In this solution, the variable oneBefore stores the value of the previous number, while the variable twoBefore stores the value of the number before the previous one. At each iteration of the loop, we need to update those values, because they are different at each step.

After a long discussion on how to calculate fibonacci numbers, we can finally define the two standard methods of solving problems with the dynamic programming technique:

Top-down: looking at larger states by explaining how they can be calculated from smaller ones. For example, in the recursive solution above we indicated that the N-th Fibonacci number is the sum of the (N-1)th and the (N-2)th number. The function will continue to call itself for smaller values, until we reach the basic (trivial) case, where we know that the first two Fibonacci numbers are equal to 1.

Bottom-up: starting with smaller states, we make calculations and discover the values of the larger states. In the Fibonacci numbers example, this means that we begin by defining that the first two Fibonacci numbers are equal to 1. Then, we calculate the value of the third number by summing the first two. Similarly, we discover the fourth number, and so on, until we reach the N-th number.

Both methods are frequently used. Depending on the problem, it is sometimes easier to start solving it from the top, and sometimes from the bottom. However, since we often use recursion when working top to bottom, problems can arise if the function needs to call itself many times, because the function calls themselves use computer memory. Therefore, it is recommended to use the bottom-up approach.

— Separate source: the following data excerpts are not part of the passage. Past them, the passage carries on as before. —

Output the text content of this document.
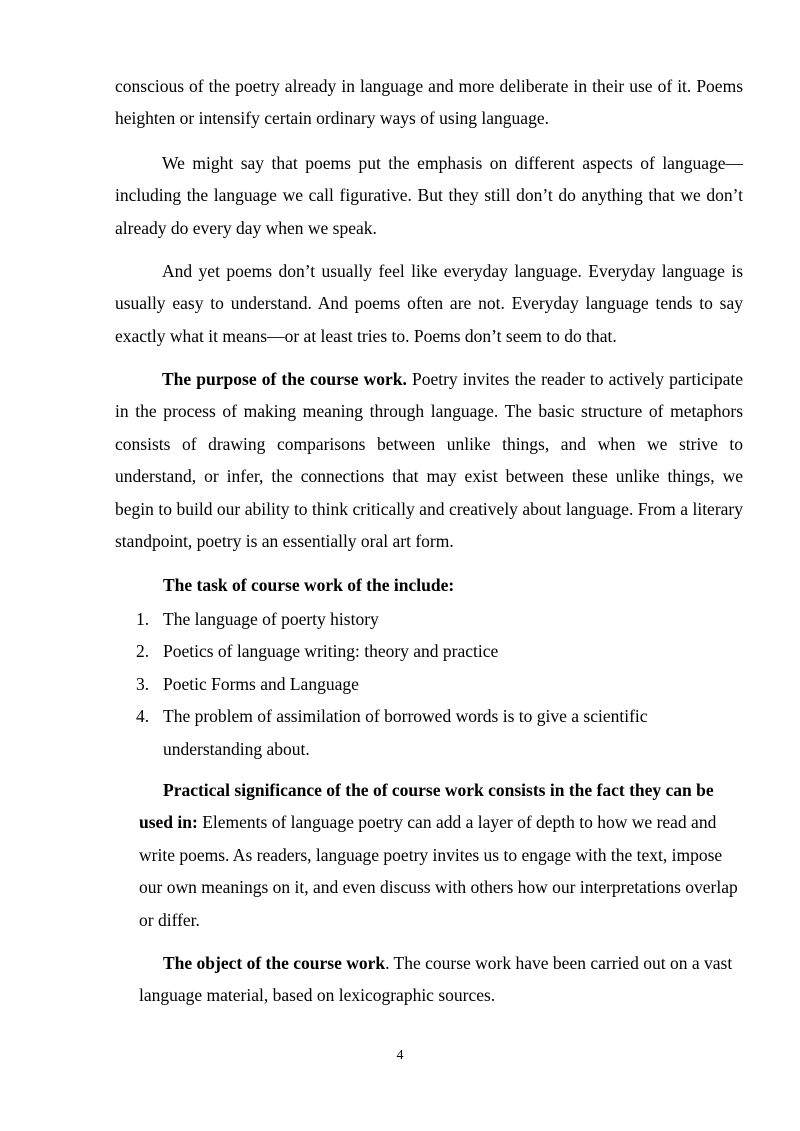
conscious of the poetry already in language and more deliberate in their use of it. Poems heighten or intensify certain ordinary ways of using language.

We might say that poems put the emphasis on different aspects of language—including the language we call figurative. But they still don’t do anything that we don’t already do every day when we speak.

And yet poems don’t usually feel like everyday language. Everyday language is usually easy to understand. And poems often are not. Everyday language tends to say exactly what it means—or at least tries to. Poems don’t seem to do that.

The purpose of the course work. Poetry invites the reader to actively participate in the process of making meaning through language. The basic structure of metaphors consists of drawing comparisons between unlike things, and when we strive to understand, or infer, the connections that may exist between these unlike things, we begin to build our ability to think critically and creatively about language. From a literary standpoint, poetry is an essentially oral art form.

The task of course work of the include:
1. The language of poerty history
2. Poetics of language writing: theory and practice
3. Poetic Forms and Language
4. The problem of assimilation of borrowed words is to give a scientific understanding about.

Practical significance of the of course work consists in the fact they can be used in: Elements of language poetry can add a layer of depth to how we read and write poems. As readers, language poetry invites us to engage with the text, impose our own meanings on it, and even discuss with others how our interpretations overlap or differ.

The object of the course work. The course work have been carried out on a vast language material, based on lexicographic sources.

4
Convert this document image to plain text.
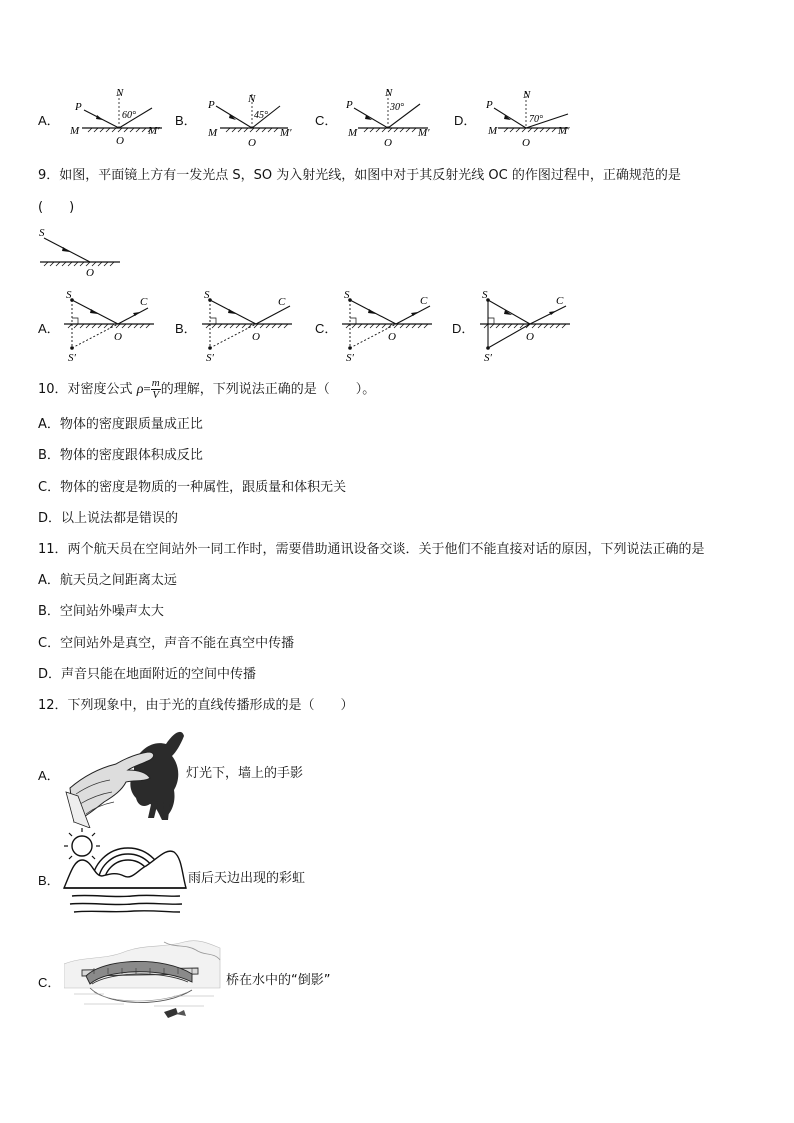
A．
P
N
60°
M	M′
O
B．
P	N
45°
M	M′
O
C．
P
N
30°
M	M′
O
D．
P
N
70°
M	M′
O
9．如图，平面镜上方有一发光点 S，SO 为入射光线，如图中对于其反射光线 OC 的作图过程中，正确规范的是
(　　)
S
O
A．
S
C
O
S′
B．
S
C
O
S′
C．
S	C
O
S′
D．
S	C
O
S′
10．对密度公式 $\rho= \frac{m}{V}$ 的理解，下列说法正确的是（　　）。
A．物体的密度跟质量成正比
B．物体的密度跟体积成反比
C．物体的密度是物质的一种属性，跟质量和体积无关
D．以上说法都是错误的
11．两个航天员在空间站外一同工作时，需要借助通讯设备交谈．关于他们不能直接对话的原因，下列说法正确的是
A．航天员之间距离太远
B．空间站外噪声太大
C．空间站外是真空，声音不能在真空中传播
D．声音只能在地面附近的空间中传播
12．下列现象中，由于光的直线传播形成的是（　　）
A．	灯光下，墙上的手影
B．	雨后天边出现的彩虹
C．	桥在水中的“倒影”
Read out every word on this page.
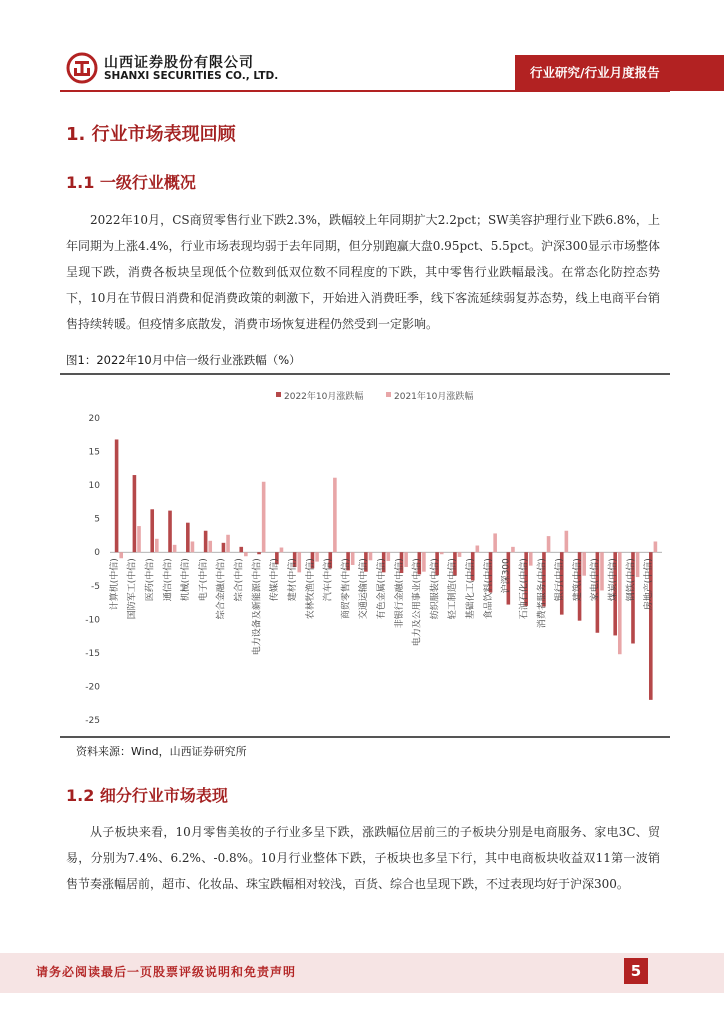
山西证券股份有限公司
SHANXI SECURITIES CO., LTD.	行业研究/行业月度报告
1. 行业市场表现回顾
1.1 一级行业概况

2022年10月，CS商贸零售行业下跌2.3%，跌幅较上年同期扩大2.2pct；SW美容护理行业下跌6.8%，上年同期为上涨4.4%，行业市场表现均弱于去年同期，但分别跑赢大盘0.95pct、5.5pct。沪深300显示市场整体呈现下跌，消费各板块呈现低个位数到低双位数不同程度的下跌，其中零售行业跌幅最浅。在常态化防控态势下，10月在节假日消费和促消费政策的刺激下，开始进入消费旺季，线下客流延续弱复苏态势，线上电商平台销售持续转暖。但疫情多底散发，消费市场恢复进程仍然受到一定影响。

图1：2022年10月中信一级行业涨跌幅（%）
2022年10月涨跌幅	2021年10月涨跌幅
20
15
10
5
0
-5
-10
-15
-20
-25
计算机(中信) 国防军工(中信) 医药(中信) 通信(中信) 机械(中信) 电子(中信) 综合金融(中信) 综合(中信) 电力设备及新能源(中信) 传媒(中信) 建材(中信) 农林牧渔(中信) 汽车(中信) 商贸零售(中信) 交通运输(中信) 有色金属(中信) 非银行金融(中信) 电力及公用事业(中信) 纺织服装(中信) 轻工制造(中信) 基础化工(中信) 食品饮料(中信) 沪深300 石油石化(中信) 消费者服务(中信) 银行(中信) 建筑(中信) 家电(中信) 煤炭(中信) 钢铁(中信) 房地产(中信)
资料来源：Wind，山西证券研究所
1.2 细分行业市场表现

从子板块来看，10月零售美妆的子行业多呈下跌，涨跌幅位居前三的子板块分别是电商服务、家电3C、贸易，分别为7.4%、6.2%、-0.8%。10月行业整体下跌，子板块也多呈下行，其中电商板块收益双11第一波销售节奏涨幅居前，超市、化妆品、珠宝跌幅相对较浅，百货、综合也呈现下跌，不过表现均好于沪深300。

请务必阅读最后一页股票评级说明和免责声明	5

Finally, note that fibonacci numbers grow very very fast, so the fact that we used integer variables (int) to store values, means that we can accurately calculate up to the 46-th Fibonacci number - that's because numbers after that one are too big to be stored in a 32-bit variable. For example, the 300-th Fibonacci number is equal to 222232244629420445529739893461909967206666939096499764990979600. We used fibonacci numbers to discuss how dynamic programming can help us solve a variety of problems, and storing extremely large values is a separate discussion not related to dynamic programming. Fibonacci numbers are very simple to understand, and that was the reason I chose them as an example.